The Case Of The Phantom Bucket
A very short post this week, as I’m still struggling with my connection leak and a number of other things (RavenDB production server performance issues is the biggest one, but also automating a Node/NPM built website into our current CI architecture, which is mostly based around Powershell/MSBuild). Its been a pretty discombobulated week.
So this incredibly short post?
Phantom buckets in S3.
There Is A Hole In The Bucket
Our environments often include S3 buckets, and those buckets are typically created via the same CloudFormation template as the other components (like EC2 instances, ELB, Auto Scaling Groups, etc).
Until now, the names of these buckets have been relatively straightforward. A combination of a company name + environment (i.e. ci, staging, etc) + the component (like auth service) + the purpose of the bucket (logs, images, documents, whatever).
This works great. Your buckets have sane names, so you know where to look for things and its easy to apply different lifecycle management depending on the bucket purpose.
Unfortunately its not all wonderful happy time.
The first issue is that CloudFormation will not delete a bucket with contents. I can understand this from a safety point of view, but when the actual AWS API allows you to just delete buckets with contents, the disconnect is frustrating.
What this means is that now you need to delete the bucket contents outside of the actual stack deletion. Its especially annoying for buckets being used to contain ELB logs, as there is an extremely good chance of files being written after you’ve cleared the bucket ready for CloudFormation to delete it. I’ve solved this issue by just deleting the bucket outside of the stack teardown (we already do some other things here, like Octopus management, so its not entirely unprecedented).
The second issue is phantom buckets.
OooOOooOoo
I’ve encountered this issue twice now. Once for our proxy environment and now once for one of our API’s.
What happens is that when the environment attempts to spin up (our CI environments are recreated every morning to verify that our environment creation scripts work as expected), it will fail because it cannot create the bucket. The actual error is incredibly unhelpful:
{ "EventId" : "LogsBucket-CREATE_FAILED-2015-11-02T21:49:55.907Z", "LogicalResourceId" : "LogsBucket", "PhysicalResourceId" : "OBFUSCATED_BUCKET_NAME", "ResourceProperties" : "{\"BucketName\":\"OBFUSCATED_BUCKET_NAME\",\"LifecycleConfiguration\":{\"Rules\":[{\"Status\":\"Enabled\",\"Id\":\"1\",\"ExpirationInDays\":\"7\"}]}}\n", "ResourceStatus" : "CREATE_FAILED", "ResourceStatusReason" : "The specified bucket does not exist", "ResourceType" : "AWS::S3::Bucket", "StackId" : "OBFUSCATED_STACK_ID", "StackName" : "OBFUSCATED_STACK_NAME", "Timestamp" : "\/Date(1446500995907)\/" }
If I go into the AWS dashboard and look at my buckets, its clearly not there.

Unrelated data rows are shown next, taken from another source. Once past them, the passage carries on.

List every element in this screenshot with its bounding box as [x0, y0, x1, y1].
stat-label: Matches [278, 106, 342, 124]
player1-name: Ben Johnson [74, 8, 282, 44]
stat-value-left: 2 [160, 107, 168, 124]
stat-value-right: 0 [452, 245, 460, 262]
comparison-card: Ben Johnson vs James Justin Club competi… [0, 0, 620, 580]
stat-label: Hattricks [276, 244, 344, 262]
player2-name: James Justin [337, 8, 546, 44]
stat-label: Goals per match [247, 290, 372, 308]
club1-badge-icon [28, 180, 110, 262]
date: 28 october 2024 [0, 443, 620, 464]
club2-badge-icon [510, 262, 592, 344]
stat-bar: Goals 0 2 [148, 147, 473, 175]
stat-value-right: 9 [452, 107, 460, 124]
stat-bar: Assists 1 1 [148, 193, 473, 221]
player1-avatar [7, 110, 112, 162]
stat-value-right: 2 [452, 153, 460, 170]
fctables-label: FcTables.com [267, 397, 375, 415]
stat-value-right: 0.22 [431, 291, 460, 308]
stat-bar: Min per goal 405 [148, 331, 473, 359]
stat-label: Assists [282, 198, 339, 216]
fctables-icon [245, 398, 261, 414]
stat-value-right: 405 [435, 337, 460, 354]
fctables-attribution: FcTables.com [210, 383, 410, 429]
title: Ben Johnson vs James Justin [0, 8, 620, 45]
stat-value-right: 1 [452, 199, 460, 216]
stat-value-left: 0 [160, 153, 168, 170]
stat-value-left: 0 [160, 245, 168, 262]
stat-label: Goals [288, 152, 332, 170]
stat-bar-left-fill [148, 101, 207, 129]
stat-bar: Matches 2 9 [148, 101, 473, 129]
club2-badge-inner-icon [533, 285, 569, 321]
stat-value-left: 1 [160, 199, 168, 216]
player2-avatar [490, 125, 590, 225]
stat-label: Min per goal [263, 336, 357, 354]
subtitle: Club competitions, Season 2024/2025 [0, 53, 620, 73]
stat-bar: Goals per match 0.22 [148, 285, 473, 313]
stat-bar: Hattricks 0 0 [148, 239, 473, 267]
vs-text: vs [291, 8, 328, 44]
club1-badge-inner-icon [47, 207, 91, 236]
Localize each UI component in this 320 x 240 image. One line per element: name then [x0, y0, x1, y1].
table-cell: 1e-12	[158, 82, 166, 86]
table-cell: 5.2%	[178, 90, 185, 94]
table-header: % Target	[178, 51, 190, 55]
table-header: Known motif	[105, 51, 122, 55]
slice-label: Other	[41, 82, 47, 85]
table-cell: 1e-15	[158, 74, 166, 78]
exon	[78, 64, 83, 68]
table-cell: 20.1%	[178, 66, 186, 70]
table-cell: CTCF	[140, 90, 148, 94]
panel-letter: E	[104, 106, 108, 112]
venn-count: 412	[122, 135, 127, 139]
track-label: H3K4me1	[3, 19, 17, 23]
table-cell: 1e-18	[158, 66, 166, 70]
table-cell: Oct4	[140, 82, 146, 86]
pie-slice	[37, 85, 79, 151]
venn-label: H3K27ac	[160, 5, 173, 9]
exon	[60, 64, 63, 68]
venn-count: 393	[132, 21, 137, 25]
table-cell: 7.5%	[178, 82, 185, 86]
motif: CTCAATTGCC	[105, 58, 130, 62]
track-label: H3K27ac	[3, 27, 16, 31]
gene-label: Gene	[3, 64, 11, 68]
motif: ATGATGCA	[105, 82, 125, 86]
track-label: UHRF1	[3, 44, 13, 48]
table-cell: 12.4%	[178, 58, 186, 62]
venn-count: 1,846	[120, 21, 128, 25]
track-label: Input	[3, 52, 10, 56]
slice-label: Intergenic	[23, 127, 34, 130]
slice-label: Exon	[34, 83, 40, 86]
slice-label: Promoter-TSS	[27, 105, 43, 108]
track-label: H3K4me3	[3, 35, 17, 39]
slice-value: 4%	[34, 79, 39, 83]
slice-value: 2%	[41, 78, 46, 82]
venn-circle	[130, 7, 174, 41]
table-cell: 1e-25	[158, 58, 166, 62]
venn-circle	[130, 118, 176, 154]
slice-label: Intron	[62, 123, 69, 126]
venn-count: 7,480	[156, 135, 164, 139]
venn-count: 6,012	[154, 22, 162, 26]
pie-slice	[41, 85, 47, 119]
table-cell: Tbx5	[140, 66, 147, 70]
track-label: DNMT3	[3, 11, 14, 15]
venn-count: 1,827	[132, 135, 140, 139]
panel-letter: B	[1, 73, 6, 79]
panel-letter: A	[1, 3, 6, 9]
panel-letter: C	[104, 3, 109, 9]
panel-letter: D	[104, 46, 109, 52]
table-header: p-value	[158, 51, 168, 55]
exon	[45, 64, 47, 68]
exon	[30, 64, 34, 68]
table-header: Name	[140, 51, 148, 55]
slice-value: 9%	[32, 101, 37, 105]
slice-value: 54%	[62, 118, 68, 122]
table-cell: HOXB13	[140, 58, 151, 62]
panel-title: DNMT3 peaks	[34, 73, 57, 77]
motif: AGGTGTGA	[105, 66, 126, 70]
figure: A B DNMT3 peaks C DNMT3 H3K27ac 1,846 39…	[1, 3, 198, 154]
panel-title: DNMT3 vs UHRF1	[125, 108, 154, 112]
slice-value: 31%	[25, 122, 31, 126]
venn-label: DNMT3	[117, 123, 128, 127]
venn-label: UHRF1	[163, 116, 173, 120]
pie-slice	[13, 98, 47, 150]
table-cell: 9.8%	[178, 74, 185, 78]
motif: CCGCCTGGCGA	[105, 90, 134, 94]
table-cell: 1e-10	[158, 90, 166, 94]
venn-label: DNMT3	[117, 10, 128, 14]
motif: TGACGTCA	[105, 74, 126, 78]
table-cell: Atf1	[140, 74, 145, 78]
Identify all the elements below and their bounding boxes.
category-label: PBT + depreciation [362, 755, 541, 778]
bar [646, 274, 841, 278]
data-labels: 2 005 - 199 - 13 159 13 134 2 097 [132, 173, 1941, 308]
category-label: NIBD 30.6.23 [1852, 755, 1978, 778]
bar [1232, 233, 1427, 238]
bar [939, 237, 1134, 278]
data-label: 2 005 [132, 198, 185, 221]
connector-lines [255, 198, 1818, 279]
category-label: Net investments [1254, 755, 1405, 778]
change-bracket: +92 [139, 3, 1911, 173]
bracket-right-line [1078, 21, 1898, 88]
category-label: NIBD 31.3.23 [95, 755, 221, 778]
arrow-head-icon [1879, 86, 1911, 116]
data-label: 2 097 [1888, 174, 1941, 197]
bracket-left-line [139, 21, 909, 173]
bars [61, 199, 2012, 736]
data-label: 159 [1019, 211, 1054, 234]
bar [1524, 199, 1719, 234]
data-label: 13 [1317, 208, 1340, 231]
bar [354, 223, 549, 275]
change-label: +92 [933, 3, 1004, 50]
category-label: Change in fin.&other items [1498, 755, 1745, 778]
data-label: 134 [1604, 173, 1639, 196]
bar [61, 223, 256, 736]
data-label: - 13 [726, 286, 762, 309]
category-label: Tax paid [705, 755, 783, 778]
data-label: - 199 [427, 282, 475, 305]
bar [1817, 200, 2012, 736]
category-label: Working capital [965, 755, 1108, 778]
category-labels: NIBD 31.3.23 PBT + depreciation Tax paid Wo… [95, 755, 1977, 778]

If I try to create a bucket with the expected name, it fails, saying the bucket already exists.
Its a unique enough name that it seems incredibly unlikely that someone else has stolen the name (bucket names being globally unique), so I can only assume that something has gone wrong in AWS and the bucket still technically exists somehow, but we’ve lost control over it.
Somehow.
Of course, because the bucket is an intrinsic part of the environment, now I can’t create my CI environment for that particular service. Which means we can’t successfully build/deploy any thing involving that service, because CI is typically used for functional test validation.
Who Ya Gunna Call? Ghostbusters!
The only solution I could come up with, was to make sure that every time an environment is created, the buckets have completely unique names. With only 63 characters to work with, this is somewhat challenging, especially if we want to maintain nice sane bucket names that a human could read.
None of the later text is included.